The major reversal of the conventions of the porno film lie in Kichizo's aim of giving pleasure to Sada. She gradually changes from addressing him as "master" (of the inn where she has worked as a maid) to adopting male speech and giving him orders. Some psychiatrists have seen this as a calculated role reversal, in which Kichizo takes on first a passive quality, then a maternal aspect for Sada. Indeed Sada becomes the aggressor, initiator and possessor in every sense. But Oshima characteristically ends the film without any comment but the historical facts: Sada was arrested with Kichizo's genitalia on her person, tried and jailed for murder. But she became celebrated as a folk heroine.

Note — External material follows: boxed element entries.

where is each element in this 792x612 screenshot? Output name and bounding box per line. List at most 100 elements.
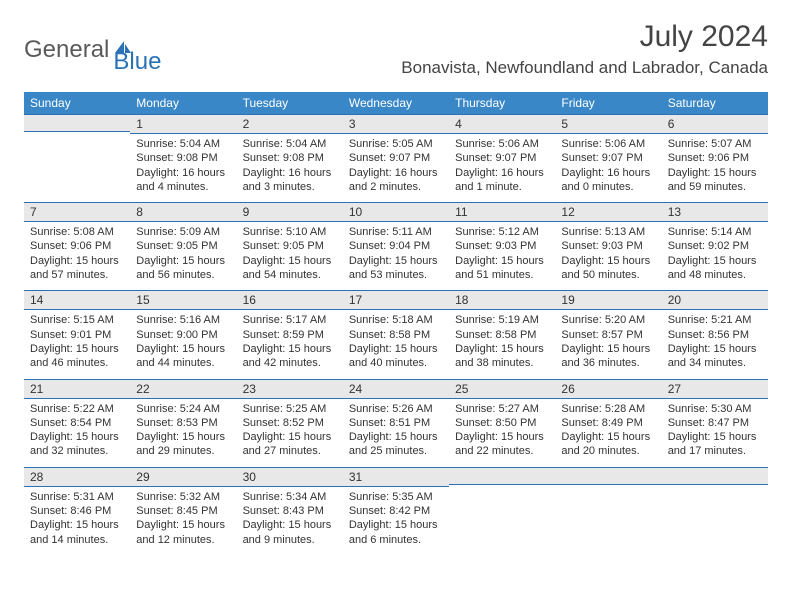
daylight-text: Daylight: 15 hours and 48 minutes. [668,254,762,283]
sunrise-text: Sunrise: 5:15 AM [30,313,124,327]
sunset-text: Sunset: 8:49 PM [561,416,655,430]
calendar-cell: 5Sunrise: 5:06 AMSunset: 9:07 PMDaylight… [555,114,661,202]
sunrise-text: Sunrise: 5:35 AM [349,490,443,504]
cell-details: Sunrise: 5:08 AMSunset: 9:06 PMDaylight:… [24,222,130,290]
sunset-text: Sunset: 9:03 PM [561,239,655,253]
cell-details: Sunrise: 5:34 AMSunset: 8:43 PMDaylight:… [237,487,343,555]
sunrise-text: Sunrise: 5:06 AM [561,137,655,151]
sunrise-text: Sunrise: 5:25 AM [243,402,337,416]
daylight-text: Daylight: 15 hours and 6 minutes. [349,518,443,547]
calendar-cell: 4Sunrise: 5:06 AMSunset: 9:07 PMDaylight… [449,114,555,202]
calendar-cell: 7Sunrise: 5:08 AMSunset: 9:06 PMDaylight… [24,202,130,290]
cell-details: Sunrise: 5:07 AMSunset: 9:06 PMDaylight:… [662,134,768,202]
cell-details: Sunrise: 5:20 AMSunset: 8:57 PMDaylight:… [555,310,661,378]
date-number: 2 [237,114,343,134]
daylight-text: Daylight: 15 hours and 14 minutes. [30,518,124,547]
calendar-week-row: 28Sunrise: 5:31 AMSunset: 8:46 PMDayligh… [24,467,768,555]
cell-details: Sunrise: 5:21 AMSunset: 8:56 PMDaylight:… [662,310,768,378]
date-number: 28 [24,467,130,487]
date-number: 6 [662,114,768,134]
date-number: 8 [130,202,236,222]
sunset-text: Sunset: 8:43 PM [243,504,337,518]
sunset-text: Sunset: 8:52 PM [243,416,337,430]
day-header: Tuesday [237,92,343,114]
calendar-week-row: 7Sunrise: 5:08 AMSunset: 9:06 PMDaylight… [24,202,768,290]
daylight-text: Daylight: 15 hours and 12 minutes. [136,518,230,547]
cell-details: Sunrise: 5:09 AMSunset: 9:05 PMDaylight:… [130,222,236,290]
date-number: 16 [237,290,343,310]
daylight-text: Daylight: 16 hours and 1 minute. [455,166,549,195]
daylight-text: Daylight: 15 hours and 56 minutes. [136,254,230,283]
date-number: 14 [24,290,130,310]
daylight-text: Daylight: 15 hours and 50 minutes. [561,254,655,283]
daylight-text: Daylight: 15 hours and 46 minutes. [30,342,124,371]
daylight-text: Daylight: 15 hours and 29 minutes. [136,430,230,459]
calendar-cell: 18Sunrise: 5:19 AMSunset: 8:58 PMDayligh… [449,290,555,378]
sunrise-text: Sunrise: 5:06 AM [455,137,549,151]
calendar-cell: 25Sunrise: 5:27 AMSunset: 8:50 PMDayligh… [449,379,555,467]
day-header: Wednesday [343,92,449,114]
calendar-cell: 21Sunrise: 5:22 AMSunset: 8:54 PMDayligh… [24,379,130,467]
sunrise-text: Sunrise: 5:32 AM [136,490,230,504]
daylight-text: Daylight: 16 hours and 4 minutes. [136,166,230,195]
sunset-text: Sunset: 8:59 PM [243,328,337,342]
logo: General Blue [24,20,161,76]
sunset-text: Sunset: 8:51 PM [349,416,443,430]
calendar-cell: 30Sunrise: 5:34 AMSunset: 8:43 PMDayligh… [237,467,343,555]
cell-details: Sunrise: 5:19 AMSunset: 8:58 PMDaylight:… [449,310,555,378]
cell-details: Sunrise: 5:04 AMSunset: 9:08 PMDaylight:… [237,134,343,202]
daylight-text: Daylight: 15 hours and 22 minutes. [455,430,549,459]
sunset-text: Sunset: 9:03 PM [455,239,549,253]
calendar-cell: 26Sunrise: 5:28 AMSunset: 8:49 PMDayligh… [555,379,661,467]
date-number: 27 [662,379,768,399]
date-number [662,467,768,485]
sunrise-text: Sunrise: 5:18 AM [349,313,443,327]
sunrise-text: Sunrise: 5:04 AM [136,137,230,151]
cell-details [449,485,555,543]
daylight-text: Daylight: 15 hours and 32 minutes. [30,430,124,459]
calendar-cell: 23Sunrise: 5:25 AMSunset: 8:52 PMDayligh… [237,379,343,467]
calendar-body: 1Sunrise: 5:04 AMSunset: 9:08 PMDaylight… [24,114,768,555]
sunset-text: Sunset: 9:08 PM [243,151,337,165]
daylight-text: Daylight: 15 hours and 20 minutes. [561,430,655,459]
date-number: 29 [130,467,236,487]
sunrise-text: Sunrise: 5:22 AM [30,402,124,416]
calendar-cell: 14Sunrise: 5:15 AMSunset: 9:01 PMDayligh… [24,290,130,378]
sunrise-text: Sunrise: 5:05 AM [349,137,443,151]
sunset-text: Sunset: 8:46 PM [30,504,124,518]
daylight-text: Daylight: 15 hours and 51 minutes. [455,254,549,283]
date-number: 21 [24,379,130,399]
date-number: 5 [555,114,661,134]
sunrise-text: Sunrise: 5:27 AM [455,402,549,416]
cell-details: Sunrise: 5:17 AMSunset: 8:59 PMDaylight:… [237,310,343,378]
cell-details: Sunrise: 5:16 AMSunset: 9:00 PMDaylight:… [130,310,236,378]
date-number: 4 [449,114,555,134]
date-number: 24 [343,379,449,399]
daylight-text: Daylight: 15 hours and 34 minutes. [668,342,762,371]
calendar-cell: 24Sunrise: 5:26 AMSunset: 8:51 PMDayligh… [343,379,449,467]
date-number: 1 [130,114,236,134]
calendar-cell: 16Sunrise: 5:17 AMSunset: 8:59 PMDayligh… [237,290,343,378]
sunrise-text: Sunrise: 5:24 AM [136,402,230,416]
date-number: 7 [24,202,130,222]
calendar-cell: 17Sunrise: 5:18 AMSunset: 8:58 PMDayligh… [343,290,449,378]
date-number: 30 [237,467,343,487]
calendar-week-row: 14Sunrise: 5:15 AMSunset: 9:01 PMDayligh… [24,290,768,378]
sunrise-text: Sunrise: 5:08 AM [30,225,124,239]
cell-details: Sunrise: 5:05 AMSunset: 9:07 PMDaylight:… [343,134,449,202]
calendar-cell: 11Sunrise: 5:12 AMSunset: 9:03 PMDayligh… [449,202,555,290]
date-number: 15 [130,290,236,310]
day-header-row: SundayMondayTuesdayWednesdayThursdayFrid… [24,92,768,114]
sunset-text: Sunset: 8:57 PM [561,328,655,342]
day-header: Monday [130,92,236,114]
date-number: 12 [555,202,661,222]
cell-details [24,132,130,190]
date-number: 26 [555,379,661,399]
calendar-cell: 31Sunrise: 5:35 AMSunset: 8:42 PMDayligh… [343,467,449,555]
sunrise-text: Sunrise: 5:16 AM [136,313,230,327]
calendar-week-row: 1Sunrise: 5:04 AMSunset: 9:08 PMDaylight… [24,114,768,202]
sunset-text: Sunset: 8:58 PM [349,328,443,342]
sunrise-text: Sunrise: 5:10 AM [243,225,337,239]
cell-details [555,485,661,543]
sunrise-text: Sunrise: 5:04 AM [243,137,337,151]
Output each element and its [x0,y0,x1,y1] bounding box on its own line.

Aside from the universal interest of the possession urge in sexuality, Oshima layers his film with cultural references. He uses the formula of the Kabuki theater, the lovers' journey (michiyuki, as they go to the inn that will be their refuge and site of the murder) to presage a doomed alliance. He taps the rich pornographic history of feudal Japan in the voyeurism, exploitation, and sado-masochistic play of the geisha and maids at the inns, and he mocks the elaborate ritual of the Japanese wedding ceremony. Use of traditional Japanese musical instruments on the sound track, lush color photography even in the confinement of the small inn room, and superb acting from non-stars and amateurs add to the disturbing appeal of this psychological landmark of the cinema.